Francis R. Stebbins on Florida's Indian River, 1878-1888

Edited by Carolyn Frances Baker Lewis

A unique guide to Florida's frontier history along Indian River.

The Winter Sailor is a historical adventure that details the yearly winter travels of Francis R. Stebbins to Florida's Indian River. Stebbins, a writer from Michigan, visited Florida in March of 1878 and became entranced by its pristine beauty. Subsequently, Stebbins and his traveling companions made annual visits to Indian River—until 1888 when tragedy struck and ended Stebbins' yearly journeys.

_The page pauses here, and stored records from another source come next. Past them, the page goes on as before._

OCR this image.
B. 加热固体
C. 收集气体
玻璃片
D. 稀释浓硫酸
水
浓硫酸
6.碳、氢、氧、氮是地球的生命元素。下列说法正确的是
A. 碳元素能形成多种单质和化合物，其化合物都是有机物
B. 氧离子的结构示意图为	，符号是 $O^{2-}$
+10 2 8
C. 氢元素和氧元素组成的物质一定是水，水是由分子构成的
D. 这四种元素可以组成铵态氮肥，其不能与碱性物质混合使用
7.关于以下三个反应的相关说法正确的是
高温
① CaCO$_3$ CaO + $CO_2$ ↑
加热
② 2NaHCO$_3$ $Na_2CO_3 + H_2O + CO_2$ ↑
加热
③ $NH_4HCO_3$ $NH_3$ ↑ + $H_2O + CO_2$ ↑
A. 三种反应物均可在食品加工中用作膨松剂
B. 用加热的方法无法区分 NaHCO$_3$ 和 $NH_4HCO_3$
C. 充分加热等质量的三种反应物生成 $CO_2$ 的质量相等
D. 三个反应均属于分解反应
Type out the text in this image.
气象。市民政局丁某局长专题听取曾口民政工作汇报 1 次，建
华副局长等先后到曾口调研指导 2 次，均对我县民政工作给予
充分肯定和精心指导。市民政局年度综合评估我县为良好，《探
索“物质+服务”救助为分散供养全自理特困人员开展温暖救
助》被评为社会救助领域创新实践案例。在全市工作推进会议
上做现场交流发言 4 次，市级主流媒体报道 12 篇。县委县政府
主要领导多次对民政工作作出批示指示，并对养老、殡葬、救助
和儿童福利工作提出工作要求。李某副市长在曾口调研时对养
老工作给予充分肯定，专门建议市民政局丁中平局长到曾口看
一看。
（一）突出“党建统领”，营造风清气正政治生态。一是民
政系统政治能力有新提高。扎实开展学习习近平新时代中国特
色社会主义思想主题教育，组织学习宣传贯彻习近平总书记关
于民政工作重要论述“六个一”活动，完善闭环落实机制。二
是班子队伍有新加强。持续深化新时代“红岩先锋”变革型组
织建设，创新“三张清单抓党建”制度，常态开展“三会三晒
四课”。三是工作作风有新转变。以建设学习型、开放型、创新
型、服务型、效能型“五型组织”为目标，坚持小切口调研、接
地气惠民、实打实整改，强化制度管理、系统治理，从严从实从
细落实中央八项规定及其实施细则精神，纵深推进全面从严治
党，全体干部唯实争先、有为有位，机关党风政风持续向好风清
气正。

Being an observant traveler, Stebbins began a series of descriptive articles for his hometown newspaper that chronicled his journeys to the Indian River area. Stebbins's articles tell of his own personal experiences during his leisurely visits, which included such activities as hunting and fishing, studying the natural surroundings, and excavating Indian mounds. What Stebbins enjoyed most was sailing down the river interviewing townspeople and examining local attractions as he went. His articles also detail the lifestyle of the region, food, fashion, industry, history, environment, and changes that occurred over time. Stebbins's articles not only entertained and informed but also became a travelogue for his readers. He inspired northern travelers to go south and visit Florida, which contributed to the beginnings of large-scale tourism in the region.

The Winter Sailor combines Stebbins's 49 articles along with three by his companions, to provide an enjoyable, historical guide. Unique among 19th-century travelogues, this fascinating look into Florida's past documents a decade of change to the Indian River wilderness and becomes Stebbins's gift to the present.